İngiltere’nin en yetenekli ve yetkin yönetmenlerinden biri olan Ken (Kenneth) Loach, son filmi Looking for Eric’te de sıradan insanın günlük yaşamını konu alan tarzından, işçi sınıfının ağır çalışma koşullarını ve hayat mücadelesini bütün çıplaklığıyla gözler önüne seren tavrından ödün vermiyor. “Carla’s Song”, “My Name is Joe”, “The Navigators” gibi filmlerle hafızalarda yer etmiş olan Loach, son filminde futbolu sembolik olarak kullanarak seyircisine futbol oyununu hayat; oyuncuyu, takımı ve takım ruhunu da birey-aile-çevre çağrışımlarıyla sunuyor. Başrollerden birinde Manchester United’ın eski yıldızı, Fransız oyuncu Eric Cantona’nın yer alıyor olması, Cantona’nın futbolcu kimliği yanında hayata karşı duruşunun da işleniyor olması kuşkusuz seyirciyi filmi izlemeye iten bir başka merak unsuru.
Looking for Eric, postacılık yaparak geçimini sağlayan Eric’in karısını kaybettikten sonra iki oğluyla başbaşa kalmasıyla başlayan ve Eric için maddi ve manevi anlamda her geçen gün daha da zorlaşan süreci, Eric’in karşısına hayal-kahraman Eric Cantona’yı çıkararak irdeliyor.

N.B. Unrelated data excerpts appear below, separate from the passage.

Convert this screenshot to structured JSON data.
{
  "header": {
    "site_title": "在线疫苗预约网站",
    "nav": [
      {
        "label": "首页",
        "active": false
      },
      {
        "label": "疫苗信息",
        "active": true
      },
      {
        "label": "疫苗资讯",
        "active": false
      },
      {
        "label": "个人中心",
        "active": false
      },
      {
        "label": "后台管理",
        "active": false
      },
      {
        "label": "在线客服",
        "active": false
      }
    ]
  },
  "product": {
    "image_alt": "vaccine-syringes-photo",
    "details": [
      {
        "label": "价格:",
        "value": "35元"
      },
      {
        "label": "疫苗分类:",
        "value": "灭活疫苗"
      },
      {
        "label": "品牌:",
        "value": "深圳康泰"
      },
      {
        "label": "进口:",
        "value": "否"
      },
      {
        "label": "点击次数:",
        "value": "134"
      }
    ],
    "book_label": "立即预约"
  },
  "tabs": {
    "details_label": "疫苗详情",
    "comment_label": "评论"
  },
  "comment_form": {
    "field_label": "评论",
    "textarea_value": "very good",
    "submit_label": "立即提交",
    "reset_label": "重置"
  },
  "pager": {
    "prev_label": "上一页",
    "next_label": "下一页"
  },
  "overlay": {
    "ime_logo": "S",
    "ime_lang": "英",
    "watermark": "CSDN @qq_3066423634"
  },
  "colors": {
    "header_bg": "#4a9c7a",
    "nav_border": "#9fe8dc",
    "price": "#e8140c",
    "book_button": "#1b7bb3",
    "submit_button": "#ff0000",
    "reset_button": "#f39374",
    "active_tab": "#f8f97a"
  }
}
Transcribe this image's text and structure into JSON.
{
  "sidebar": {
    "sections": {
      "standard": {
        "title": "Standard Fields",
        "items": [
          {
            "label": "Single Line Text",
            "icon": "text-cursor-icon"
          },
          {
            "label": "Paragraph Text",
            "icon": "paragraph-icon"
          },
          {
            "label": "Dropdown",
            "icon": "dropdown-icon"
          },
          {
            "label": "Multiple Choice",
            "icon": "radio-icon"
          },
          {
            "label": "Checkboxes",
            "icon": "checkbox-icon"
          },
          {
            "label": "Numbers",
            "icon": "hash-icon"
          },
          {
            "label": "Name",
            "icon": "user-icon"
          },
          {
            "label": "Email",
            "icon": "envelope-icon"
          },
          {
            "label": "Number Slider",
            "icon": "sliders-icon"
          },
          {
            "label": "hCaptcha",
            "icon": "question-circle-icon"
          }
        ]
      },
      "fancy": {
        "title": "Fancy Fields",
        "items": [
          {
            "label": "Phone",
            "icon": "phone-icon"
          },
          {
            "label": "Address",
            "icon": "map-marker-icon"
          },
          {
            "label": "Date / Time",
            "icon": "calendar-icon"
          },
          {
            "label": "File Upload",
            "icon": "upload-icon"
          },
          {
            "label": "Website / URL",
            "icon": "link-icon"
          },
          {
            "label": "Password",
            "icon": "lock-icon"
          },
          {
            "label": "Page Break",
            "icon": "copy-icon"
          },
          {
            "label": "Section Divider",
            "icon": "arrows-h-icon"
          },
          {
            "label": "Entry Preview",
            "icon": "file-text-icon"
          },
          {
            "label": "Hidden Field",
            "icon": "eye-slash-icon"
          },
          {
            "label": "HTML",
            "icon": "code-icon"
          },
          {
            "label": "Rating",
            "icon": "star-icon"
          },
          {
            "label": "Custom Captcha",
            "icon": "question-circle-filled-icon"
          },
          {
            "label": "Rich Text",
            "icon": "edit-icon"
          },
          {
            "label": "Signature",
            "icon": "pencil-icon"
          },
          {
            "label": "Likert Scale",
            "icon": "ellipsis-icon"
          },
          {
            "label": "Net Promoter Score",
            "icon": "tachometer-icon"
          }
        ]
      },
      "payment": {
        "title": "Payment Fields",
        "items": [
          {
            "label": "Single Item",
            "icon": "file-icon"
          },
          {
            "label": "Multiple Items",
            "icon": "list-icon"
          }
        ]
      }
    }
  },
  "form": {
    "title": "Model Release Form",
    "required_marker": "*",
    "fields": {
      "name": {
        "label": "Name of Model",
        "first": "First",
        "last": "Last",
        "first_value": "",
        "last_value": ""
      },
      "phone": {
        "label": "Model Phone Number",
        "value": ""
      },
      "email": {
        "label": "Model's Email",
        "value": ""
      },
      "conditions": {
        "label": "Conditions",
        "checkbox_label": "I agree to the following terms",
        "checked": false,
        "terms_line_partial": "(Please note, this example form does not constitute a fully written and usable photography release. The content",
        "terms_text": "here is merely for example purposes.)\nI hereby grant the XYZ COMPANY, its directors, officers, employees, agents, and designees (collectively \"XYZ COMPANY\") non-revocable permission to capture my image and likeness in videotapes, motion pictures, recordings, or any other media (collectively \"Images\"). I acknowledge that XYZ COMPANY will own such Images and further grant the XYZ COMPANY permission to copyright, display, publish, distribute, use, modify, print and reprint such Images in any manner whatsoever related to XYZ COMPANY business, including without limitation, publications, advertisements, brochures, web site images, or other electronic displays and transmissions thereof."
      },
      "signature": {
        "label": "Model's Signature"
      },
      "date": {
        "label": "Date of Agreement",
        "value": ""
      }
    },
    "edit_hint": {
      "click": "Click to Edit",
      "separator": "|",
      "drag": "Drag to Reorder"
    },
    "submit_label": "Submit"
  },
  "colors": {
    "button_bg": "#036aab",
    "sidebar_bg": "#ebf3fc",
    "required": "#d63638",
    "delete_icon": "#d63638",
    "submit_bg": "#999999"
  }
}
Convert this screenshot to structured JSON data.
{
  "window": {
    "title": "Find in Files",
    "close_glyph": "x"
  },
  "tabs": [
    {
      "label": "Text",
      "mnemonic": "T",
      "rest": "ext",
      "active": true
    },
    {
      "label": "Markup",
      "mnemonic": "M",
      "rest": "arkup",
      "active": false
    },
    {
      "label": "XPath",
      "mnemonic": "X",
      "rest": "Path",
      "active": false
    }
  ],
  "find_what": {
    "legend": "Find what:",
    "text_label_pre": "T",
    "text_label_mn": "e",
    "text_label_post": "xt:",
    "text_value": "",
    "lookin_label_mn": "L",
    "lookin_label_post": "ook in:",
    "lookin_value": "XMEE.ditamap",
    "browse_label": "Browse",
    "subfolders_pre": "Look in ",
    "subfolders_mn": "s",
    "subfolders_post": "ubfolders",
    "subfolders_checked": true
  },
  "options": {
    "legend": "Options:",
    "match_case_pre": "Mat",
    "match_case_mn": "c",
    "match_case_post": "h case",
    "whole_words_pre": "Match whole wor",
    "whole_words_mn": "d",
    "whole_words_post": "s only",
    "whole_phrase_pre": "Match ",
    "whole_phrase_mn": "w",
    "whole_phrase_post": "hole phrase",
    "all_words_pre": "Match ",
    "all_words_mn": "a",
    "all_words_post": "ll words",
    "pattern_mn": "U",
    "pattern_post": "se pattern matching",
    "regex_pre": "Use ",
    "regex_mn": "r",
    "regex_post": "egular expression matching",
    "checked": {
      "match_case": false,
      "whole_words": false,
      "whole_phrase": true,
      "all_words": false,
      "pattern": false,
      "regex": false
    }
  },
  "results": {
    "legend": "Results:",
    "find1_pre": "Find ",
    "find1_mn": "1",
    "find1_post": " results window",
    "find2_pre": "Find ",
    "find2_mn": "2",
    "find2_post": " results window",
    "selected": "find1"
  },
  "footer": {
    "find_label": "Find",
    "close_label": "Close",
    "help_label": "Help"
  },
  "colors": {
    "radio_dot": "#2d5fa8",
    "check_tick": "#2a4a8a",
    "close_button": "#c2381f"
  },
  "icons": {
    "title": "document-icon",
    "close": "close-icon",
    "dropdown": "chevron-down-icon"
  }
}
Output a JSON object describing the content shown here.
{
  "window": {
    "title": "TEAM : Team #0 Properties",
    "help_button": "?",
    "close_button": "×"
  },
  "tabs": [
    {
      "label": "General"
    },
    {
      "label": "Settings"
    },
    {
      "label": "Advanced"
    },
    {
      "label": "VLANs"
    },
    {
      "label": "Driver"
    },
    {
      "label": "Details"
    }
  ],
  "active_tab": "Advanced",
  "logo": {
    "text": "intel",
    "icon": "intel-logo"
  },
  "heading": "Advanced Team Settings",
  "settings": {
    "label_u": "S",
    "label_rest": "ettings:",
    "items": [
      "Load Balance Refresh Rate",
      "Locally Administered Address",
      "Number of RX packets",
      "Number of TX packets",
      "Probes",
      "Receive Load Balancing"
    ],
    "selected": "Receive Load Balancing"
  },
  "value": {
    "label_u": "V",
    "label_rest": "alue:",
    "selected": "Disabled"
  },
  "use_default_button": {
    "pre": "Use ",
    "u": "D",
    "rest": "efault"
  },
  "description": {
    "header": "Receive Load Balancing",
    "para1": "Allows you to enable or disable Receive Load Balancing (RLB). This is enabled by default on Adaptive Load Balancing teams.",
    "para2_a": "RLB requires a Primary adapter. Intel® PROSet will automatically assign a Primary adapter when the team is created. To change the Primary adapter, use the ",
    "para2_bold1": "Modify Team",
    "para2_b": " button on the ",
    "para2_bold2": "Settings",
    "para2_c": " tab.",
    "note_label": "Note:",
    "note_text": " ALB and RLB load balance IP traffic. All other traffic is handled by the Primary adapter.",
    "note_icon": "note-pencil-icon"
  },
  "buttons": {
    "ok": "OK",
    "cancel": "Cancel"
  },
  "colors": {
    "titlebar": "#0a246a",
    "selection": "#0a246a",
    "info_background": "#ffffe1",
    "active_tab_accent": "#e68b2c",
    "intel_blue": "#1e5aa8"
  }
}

Böylece Eric’in tükenmekte olan gücünü yeniden kazanması, hayata tutunabilmek/devam edebilmek için atacağı adımları görebilmesi, farkındalığının oluşması gibi aşamalarda Eric Cantona bir anlamda “yaşam koçu” görevi üstlenerek Eric’e yol gösteriyor.
Sıkı bir futbol takipçisi olduğu söylenen ve çoğu filminde futbola atıf yapmaktan vazgeçemeyen Loach’un son filmi “futbol hayattır” denkleminden yola çıksa da, aynı konuyu işleyen filmlerden, hem ince detaylarda kendini derinden hissettiren politik duruşu, hem de vaktiyle oyunculuğunun yanı sıra kişiliğiyle de saygın bir payeye erişmiş olan Cantona’nın varlığı ile ayrılıyor.